Focused on Seeking Outperformance

Increased attention is being paid to the inclusion of focused mutual funds in portfolio allocations. Studies have shown that concentrated portfolios can provide meaningful performance advantages over time.

January 2019

  • David Rainey
    David Rainey, CFA
    Co-Portfolio Manager
  • Brian Macauley
    Brian Macauley, CFA
    Co-Portfolio Manager
  • Ira Rothberg
    Ira Rothberg, CFA
    Co-Portfolio Manager

Mutual funds that hold a relatively large number of positions are often thought to have less risk than funds that hold fewer positions. However, studies have shown that concentrated portfolios, generally those with fewer than 25 portfolio holdings, do not have a higher risk profile and can provide meaningful performance advantages over time.

A review of academic studies shows the following:

High Conviction Investment Ideas Have Outperformed

The investment ideas in which active mutual fund managers had the greatest conviction consistently outperformed the rest of the positions in their portfolios and the market, between 1984 and 2007, by about 1 to 2.5 percent per quarter, depending on the benchmark.1

Highly Concentrated Funds Have Outperformed

Mutual fund managers willing to make “big bets” by concentrating their portfolios’ assets have outperformed managers of more highly-diversified portfolios. In a study known as, ‘Big Bets,’ it was found that domestic stock portfolios with large weightings in a relatively small number of holdings delivered higher returns—both before and after expenses—than portfolios which held more uniformly weighted positions. These focused, “big bets” portfolios delivered approximately 30 basis points of additional performance each month, or roughly 4 percentage points of additional return each year.2

Focused Funds Have Not Exhibited Higher Risk

Some investors may believe that concentrated mutual funds expose investors to greater risk than more highly-diversified options. While systematic risk cannot be eliminated, research has shown that holding 20 stocks can significantly reduce unsystematic risk (see Chart 1).3

 

1 Randolph B. Cohen, Christopher Polk, and Bernhard Silli, “Best Ideas”, MIT, LSE, Goldman Sachs, April 20, 2010.
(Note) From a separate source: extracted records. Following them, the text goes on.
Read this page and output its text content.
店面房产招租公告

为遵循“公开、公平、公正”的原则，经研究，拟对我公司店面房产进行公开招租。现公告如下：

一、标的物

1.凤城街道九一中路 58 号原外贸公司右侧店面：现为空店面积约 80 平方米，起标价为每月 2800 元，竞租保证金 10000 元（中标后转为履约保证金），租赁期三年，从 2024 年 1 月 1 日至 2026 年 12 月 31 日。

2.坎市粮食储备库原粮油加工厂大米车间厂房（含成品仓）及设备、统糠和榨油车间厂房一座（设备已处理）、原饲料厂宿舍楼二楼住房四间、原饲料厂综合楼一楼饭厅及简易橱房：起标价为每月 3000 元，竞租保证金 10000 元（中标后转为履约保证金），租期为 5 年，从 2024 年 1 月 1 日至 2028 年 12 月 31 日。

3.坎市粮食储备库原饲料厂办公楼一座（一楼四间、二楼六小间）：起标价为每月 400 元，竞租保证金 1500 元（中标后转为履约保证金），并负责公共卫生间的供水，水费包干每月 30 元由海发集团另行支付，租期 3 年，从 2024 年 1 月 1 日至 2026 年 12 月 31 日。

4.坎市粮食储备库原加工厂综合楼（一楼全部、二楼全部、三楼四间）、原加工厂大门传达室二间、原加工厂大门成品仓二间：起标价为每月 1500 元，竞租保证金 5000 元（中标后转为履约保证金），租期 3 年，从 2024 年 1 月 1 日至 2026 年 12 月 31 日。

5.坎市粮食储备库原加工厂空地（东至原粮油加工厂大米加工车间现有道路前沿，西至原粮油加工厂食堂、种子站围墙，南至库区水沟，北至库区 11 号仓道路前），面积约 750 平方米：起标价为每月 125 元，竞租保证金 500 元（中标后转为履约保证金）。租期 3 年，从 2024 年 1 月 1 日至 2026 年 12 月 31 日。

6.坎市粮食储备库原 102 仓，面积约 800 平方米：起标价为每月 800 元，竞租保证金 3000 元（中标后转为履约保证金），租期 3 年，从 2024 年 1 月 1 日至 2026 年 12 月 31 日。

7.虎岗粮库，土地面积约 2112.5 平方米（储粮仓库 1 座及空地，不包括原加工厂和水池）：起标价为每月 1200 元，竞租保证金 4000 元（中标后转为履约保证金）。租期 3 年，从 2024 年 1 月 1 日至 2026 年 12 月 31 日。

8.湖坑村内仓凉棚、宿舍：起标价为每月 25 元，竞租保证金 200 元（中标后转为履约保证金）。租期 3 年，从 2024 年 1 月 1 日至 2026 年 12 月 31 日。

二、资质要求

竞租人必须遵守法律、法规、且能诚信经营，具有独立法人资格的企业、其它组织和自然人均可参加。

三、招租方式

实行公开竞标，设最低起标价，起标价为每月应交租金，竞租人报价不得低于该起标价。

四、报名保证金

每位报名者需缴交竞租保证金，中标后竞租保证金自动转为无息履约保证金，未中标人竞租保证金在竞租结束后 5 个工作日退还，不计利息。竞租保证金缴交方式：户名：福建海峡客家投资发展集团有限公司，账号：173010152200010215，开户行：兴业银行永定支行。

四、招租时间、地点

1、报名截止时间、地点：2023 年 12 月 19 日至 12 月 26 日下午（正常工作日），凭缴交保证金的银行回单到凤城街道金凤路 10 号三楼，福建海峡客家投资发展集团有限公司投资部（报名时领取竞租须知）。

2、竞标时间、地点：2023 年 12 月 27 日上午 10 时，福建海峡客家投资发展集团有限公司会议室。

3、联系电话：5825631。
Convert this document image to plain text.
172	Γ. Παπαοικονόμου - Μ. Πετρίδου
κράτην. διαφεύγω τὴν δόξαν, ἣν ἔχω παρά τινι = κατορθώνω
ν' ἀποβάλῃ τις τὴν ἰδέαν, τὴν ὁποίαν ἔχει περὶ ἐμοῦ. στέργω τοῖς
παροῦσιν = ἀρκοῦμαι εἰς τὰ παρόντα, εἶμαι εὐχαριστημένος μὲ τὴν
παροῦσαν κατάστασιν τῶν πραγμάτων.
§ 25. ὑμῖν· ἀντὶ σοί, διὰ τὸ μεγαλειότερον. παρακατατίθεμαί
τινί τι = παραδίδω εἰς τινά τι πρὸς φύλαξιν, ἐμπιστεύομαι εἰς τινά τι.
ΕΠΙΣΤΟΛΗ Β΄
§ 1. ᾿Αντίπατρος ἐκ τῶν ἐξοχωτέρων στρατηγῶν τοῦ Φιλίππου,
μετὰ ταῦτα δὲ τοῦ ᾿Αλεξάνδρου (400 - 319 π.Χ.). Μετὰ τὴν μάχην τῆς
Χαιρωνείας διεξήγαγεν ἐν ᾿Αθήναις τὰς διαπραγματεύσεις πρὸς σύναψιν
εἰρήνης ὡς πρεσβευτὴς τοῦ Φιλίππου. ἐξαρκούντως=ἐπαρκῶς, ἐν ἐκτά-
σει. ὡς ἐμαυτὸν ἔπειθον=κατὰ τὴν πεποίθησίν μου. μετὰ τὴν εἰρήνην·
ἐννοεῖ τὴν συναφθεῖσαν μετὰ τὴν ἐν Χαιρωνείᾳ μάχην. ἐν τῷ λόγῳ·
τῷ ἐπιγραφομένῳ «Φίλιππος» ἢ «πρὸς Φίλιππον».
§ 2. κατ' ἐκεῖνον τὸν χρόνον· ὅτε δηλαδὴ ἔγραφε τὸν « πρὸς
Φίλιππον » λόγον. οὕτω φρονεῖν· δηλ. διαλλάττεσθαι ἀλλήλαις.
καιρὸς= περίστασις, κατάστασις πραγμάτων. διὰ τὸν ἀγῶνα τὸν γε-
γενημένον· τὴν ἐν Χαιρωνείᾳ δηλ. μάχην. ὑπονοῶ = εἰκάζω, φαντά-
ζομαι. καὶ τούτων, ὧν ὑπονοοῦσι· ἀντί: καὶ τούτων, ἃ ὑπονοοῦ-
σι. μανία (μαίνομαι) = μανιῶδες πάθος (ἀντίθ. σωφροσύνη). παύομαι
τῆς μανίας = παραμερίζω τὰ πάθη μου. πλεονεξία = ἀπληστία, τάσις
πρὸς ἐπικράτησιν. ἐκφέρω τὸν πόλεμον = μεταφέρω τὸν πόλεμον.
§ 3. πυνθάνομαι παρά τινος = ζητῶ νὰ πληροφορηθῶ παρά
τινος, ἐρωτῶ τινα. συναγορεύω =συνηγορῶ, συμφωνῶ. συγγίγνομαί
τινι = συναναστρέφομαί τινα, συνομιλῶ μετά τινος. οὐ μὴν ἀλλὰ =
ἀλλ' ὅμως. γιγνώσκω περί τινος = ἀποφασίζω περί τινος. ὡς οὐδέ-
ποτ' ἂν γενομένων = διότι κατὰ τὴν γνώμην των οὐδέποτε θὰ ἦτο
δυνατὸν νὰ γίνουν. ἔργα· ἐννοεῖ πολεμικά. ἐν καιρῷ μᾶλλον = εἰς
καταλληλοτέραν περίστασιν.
2 Klass Baks, Jeffrey Busse, and Clifton Green, Fund Managers Who Take Big Bets: Skilled or Overconfident, American Finance Association 2007 Meetings Paper. “Best Ideas”, a study conducted by Bernard Cohen of Massachusetts Institute of Technology, Christopher Polk of the London School of Economics, and Bernard Silli of Goldman Sachs, found that between 1984 and 2007, mutual fund managers’ “best ideas”—the ideas in which they had the greatest conviction—outperformed the market by about 1 to 2.5 percent per quarter, depending upon the benchmark. The study found that “best ideas” generated: “…Statistically and economically significant risk-adjusted returns over time but they also systematically outperform the rest of the positions in managers’ portfolios… this result is consistent across many specifications: different benchmarks, different risk models, and different definitions of “best ideas”.

3 John Campbell, Martin Lettau, Burton Malkiel, and Yexiao Xu, Have Individual Stocks Become More Volatile, The Journal of Finance, Vol. LVI, No. 1, February 2001.